决策树代码,java实现
import java.util.ArrayList;
import java.util.Random;
class Node {
int split_feature_index;
double split_feature_value;
Node left_child = null;
Node right_child = null;
ArrayList<ArrayList<Double>> X;
ArrayList<Integer> y;
public Node(ArrayList<ArrayList<Double>> X,
ArrayList<Integer> y) {
this.X = X;
this.y = y;
}
private double get_Variance(ArrayList<Integer> x) {
double avg = 0;
double variance = 0;
for(var i : x) {
avg += i;
variance += i * i;
}
avg /= x.size();
variance -= avg * avg * x.size();
return variance;
}
public Node (int index, int value) {
split_feature_index = index;
split_feature_value = value;
}
public void split() {
var y_variance = get_Variance(y);
if (X.size() <= 5 || y_variance <= 0.0001) {
return;
} else {
double min_loss = y_variance;
//System.out.println(min_loss);
// 枚举所有分点
for (int index = 0; index < X.get(0).size(); index ++) {
// 第index个属性
for (int i = 0; i < X.size(); i++) {
// <= a[i]的都分入
double left_avg = 0, right_avg = 0;
int left_cnt = 0, right_cnt = 0;
for (int j = 0; j < X.size(); j++) {
if (X.get(j).get(index) <= X.get(i).get(index)) {
left_avg += y.get(j);
left_cnt ++;
} else {
right_avg += y.get(j);
}
}
right_cnt = X.size() - left_cnt;
left_avg /= left_cnt;
right_avg = right_cnt != 0 ?
right_avg / right_cnt : 0;
//System.out.println(left_avg);
//System.out.println(right_avg);
double left_se = 0, right_se = 0;
for (int j = 0; j < X.size(); j++) {
if (X.get(j).get(index) <= X.get(i).get(index)) {
left_se += ( y.get(j) - left_avg
) * ( y.get(j) - left_avg);
} else {
right_se += ( y.get(j) - right_avg
) * ( y.get(j) - right_avg);
}
}
double se_reduce = left_se + right_se;
//System.out.println(se_reduce);
//System.out.println(X.get(i).get(index));
if (se_reduce < min_loss) {
min_loss = se_reduce;
split_feature_value = X.get(i).get(index);
split_feature_index = index;
}
}
}
//System.out.println(split_feature_index);
//System.out.println(split_feature_value);
//Node()
int left_cnt = 0;
for (int j = 0; j < X.size(); j++) {
if (X.get(j).get(split_feature_index) <= split_feature_value) {
left_cnt++;
}
}
if (left_cnt == 0 || left_cnt == X.size()) {
return;
} else {
var lx= new ArrayList<ArrayList<Double>>();
var ly= new ArrayList<Integer>();
var rx= new ArrayList<ArrayList<Double>>();
var ry= new ArrayList<Integer>();
for (int j = 0; j < X.size(); j++) {
if (X.get(j).get(split_feature_index) <= split_feature_value) {
lx.add(X.get(j));
ly.add(y.get(j));
} else {
rx.add(X.get(j));
ry.add(y.get(j));
}
}
right_child = new Node(rx, ry);
left_child = new Node(lx, ly);
}
}
}
public double predict(ArrayList<Double> x) {
if (left_child == null) {
// 返回y的平均值
double y_avg = 0;
for (var i : y) { y_avg += i;}
return y_avg / y.size();
} else {
return x.get(split_feature_index) <= split_feature_value ?

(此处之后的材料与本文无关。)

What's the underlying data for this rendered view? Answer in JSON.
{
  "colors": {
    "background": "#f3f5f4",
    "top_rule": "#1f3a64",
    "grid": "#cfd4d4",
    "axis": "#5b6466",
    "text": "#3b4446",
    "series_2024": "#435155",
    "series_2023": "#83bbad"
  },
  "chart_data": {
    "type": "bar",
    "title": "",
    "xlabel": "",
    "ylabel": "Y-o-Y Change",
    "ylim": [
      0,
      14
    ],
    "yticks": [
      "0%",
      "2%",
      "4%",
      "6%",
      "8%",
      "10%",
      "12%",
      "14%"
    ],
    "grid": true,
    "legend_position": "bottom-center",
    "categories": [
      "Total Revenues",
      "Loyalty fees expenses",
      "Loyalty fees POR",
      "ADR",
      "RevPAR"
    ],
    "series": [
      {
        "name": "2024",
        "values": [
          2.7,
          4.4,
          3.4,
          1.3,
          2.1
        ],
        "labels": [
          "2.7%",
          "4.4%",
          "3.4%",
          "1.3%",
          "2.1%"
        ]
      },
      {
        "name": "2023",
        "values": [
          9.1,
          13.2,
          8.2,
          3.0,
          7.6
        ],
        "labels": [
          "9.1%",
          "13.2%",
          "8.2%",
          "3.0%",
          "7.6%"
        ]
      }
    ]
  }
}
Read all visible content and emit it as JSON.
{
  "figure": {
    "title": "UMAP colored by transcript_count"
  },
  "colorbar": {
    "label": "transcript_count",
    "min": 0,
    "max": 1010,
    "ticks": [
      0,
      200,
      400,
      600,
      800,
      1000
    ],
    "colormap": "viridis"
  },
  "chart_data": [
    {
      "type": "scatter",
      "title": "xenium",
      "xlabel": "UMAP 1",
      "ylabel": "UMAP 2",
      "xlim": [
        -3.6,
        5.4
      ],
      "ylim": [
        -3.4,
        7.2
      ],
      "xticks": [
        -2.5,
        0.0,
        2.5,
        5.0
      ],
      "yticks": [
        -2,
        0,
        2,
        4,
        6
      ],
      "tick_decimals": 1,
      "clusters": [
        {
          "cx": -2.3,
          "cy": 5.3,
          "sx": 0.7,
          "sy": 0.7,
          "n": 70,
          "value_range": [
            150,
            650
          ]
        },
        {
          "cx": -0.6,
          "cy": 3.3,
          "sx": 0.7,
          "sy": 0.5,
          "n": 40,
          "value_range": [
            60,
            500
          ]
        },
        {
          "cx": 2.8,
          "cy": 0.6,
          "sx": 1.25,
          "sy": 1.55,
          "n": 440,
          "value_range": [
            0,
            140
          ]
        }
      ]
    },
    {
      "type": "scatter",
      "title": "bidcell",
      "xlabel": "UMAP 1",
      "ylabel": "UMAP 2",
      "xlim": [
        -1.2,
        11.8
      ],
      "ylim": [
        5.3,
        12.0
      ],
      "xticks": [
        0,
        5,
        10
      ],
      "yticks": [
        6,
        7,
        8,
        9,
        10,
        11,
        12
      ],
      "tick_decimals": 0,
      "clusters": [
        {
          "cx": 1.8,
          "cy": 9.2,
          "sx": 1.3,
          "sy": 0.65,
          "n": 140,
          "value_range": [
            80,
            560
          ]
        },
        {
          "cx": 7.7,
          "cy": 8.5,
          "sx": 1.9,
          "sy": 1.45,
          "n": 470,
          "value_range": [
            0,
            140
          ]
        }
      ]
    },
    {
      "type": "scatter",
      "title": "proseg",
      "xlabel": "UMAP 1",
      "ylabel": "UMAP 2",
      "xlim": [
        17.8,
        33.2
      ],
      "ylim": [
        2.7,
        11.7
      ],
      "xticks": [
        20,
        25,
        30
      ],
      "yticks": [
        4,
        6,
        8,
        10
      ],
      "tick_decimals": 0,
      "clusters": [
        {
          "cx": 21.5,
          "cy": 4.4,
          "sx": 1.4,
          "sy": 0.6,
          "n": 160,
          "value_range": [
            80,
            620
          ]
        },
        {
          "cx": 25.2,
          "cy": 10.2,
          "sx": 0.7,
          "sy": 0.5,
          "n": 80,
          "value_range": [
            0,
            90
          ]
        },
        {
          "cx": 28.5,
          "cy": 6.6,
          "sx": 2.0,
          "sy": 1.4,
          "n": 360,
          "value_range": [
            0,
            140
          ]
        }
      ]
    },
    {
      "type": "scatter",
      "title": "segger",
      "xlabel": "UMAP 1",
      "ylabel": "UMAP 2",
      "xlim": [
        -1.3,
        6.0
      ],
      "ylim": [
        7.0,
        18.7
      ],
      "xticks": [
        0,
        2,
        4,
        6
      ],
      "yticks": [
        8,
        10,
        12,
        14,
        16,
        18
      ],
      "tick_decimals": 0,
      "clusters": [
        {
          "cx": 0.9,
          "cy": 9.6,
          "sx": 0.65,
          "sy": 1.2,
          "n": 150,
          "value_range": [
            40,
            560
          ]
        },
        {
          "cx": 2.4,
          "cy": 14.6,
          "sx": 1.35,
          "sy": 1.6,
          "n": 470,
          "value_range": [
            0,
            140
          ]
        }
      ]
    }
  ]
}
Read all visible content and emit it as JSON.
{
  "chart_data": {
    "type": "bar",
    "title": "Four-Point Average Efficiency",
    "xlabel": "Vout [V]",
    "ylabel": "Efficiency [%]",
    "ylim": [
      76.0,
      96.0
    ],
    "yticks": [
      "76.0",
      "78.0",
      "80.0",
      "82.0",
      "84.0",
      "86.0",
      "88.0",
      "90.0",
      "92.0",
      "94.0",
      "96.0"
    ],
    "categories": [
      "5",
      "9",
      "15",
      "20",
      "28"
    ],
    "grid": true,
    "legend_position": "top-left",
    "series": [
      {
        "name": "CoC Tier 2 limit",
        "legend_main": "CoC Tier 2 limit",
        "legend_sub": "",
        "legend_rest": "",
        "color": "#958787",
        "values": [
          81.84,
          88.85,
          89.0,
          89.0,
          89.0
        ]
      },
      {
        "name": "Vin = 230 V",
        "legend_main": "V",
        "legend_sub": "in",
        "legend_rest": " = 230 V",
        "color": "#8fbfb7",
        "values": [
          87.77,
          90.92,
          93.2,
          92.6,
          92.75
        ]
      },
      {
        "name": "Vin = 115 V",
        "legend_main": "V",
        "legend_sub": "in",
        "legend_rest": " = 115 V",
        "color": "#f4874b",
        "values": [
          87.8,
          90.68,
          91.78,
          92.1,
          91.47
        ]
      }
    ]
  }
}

left_child.predict(x) : right_child.predict(x);
}
}
}
class Tree {
Node root;
Tree lf;
Tree rt;
Tree (ArrayList<ArrayList<Double>> X, ArrayList<Integer> y) {
root = new Node(X, y);
}
Tree (Node tr) {
root = tr;
}
public void growth() {
root.split();
if (root.right_child != null ) {
rt = new Tree(root.right_child);
rt.growth();
}
if (root.left_child != null) {
lf = new Tree(root.left_child);
lf.growth();
}
}
public double predict(ArrayList<Double> x) {
return root.predict(x);
}
}
public class Main {
public static void main(String[] args) {
// 检验我们的决策树构造是否正确
var X = new ArrayList<ArrayList<Double>>();
var y = new ArrayList<Integer>();
var testX = new ArrayList<ArrayList<Double>>();
var testy = new ArrayList<Integer>();
Random r = new Random(1);
for(int i = 0 ; i < 1000 ; i++) {
double x1 = r.nextDouble();
double x2 = r.nextDouble();
var pt = new ArrayList<Double>();
pt.add(x1);
pt.add(x2);
X.add(pt);
if ( x1 * x1 + x2 * x2 < 1) {
y.add(1);
} else {
y.add(-1);
}
}
for(int i = 0 ; i < 100 ; i++) {
double x1 = r.nextDouble();
double x2 = r.nextDouble();
var pt = new ArrayList<Double>();
pt.add(x1);
pt.add(x2);
testX.add(pt);
if ( x1 * x1 + x2 * x2 < 1) {
testy.add(1);
} else {
testy.add(-1);
}
}
var DS = new Tree(X, y);
DS.growth();
double fit_score = 0;
for (int i = 0; i < X.size(); i++) {
int predict_val = DS.predict(X.get(i)) < 0 ? -1 : 1;
if (predict_val == y.get(i)) {
fit_score += 100. / X.size();
}
}
double test_score = 0;
for (int i = 0; i < testX.size(); i++) {
int predict_val = DS.predict(testX.get(i)) < 0 ? -1 : 1;
if (predict_val == testy.get(i)) {
test_score += 100 / testX.size();
}
}
System.out.println("fit_score:" + fit_score);
System.out.println("test_score:" + test_score);
}
}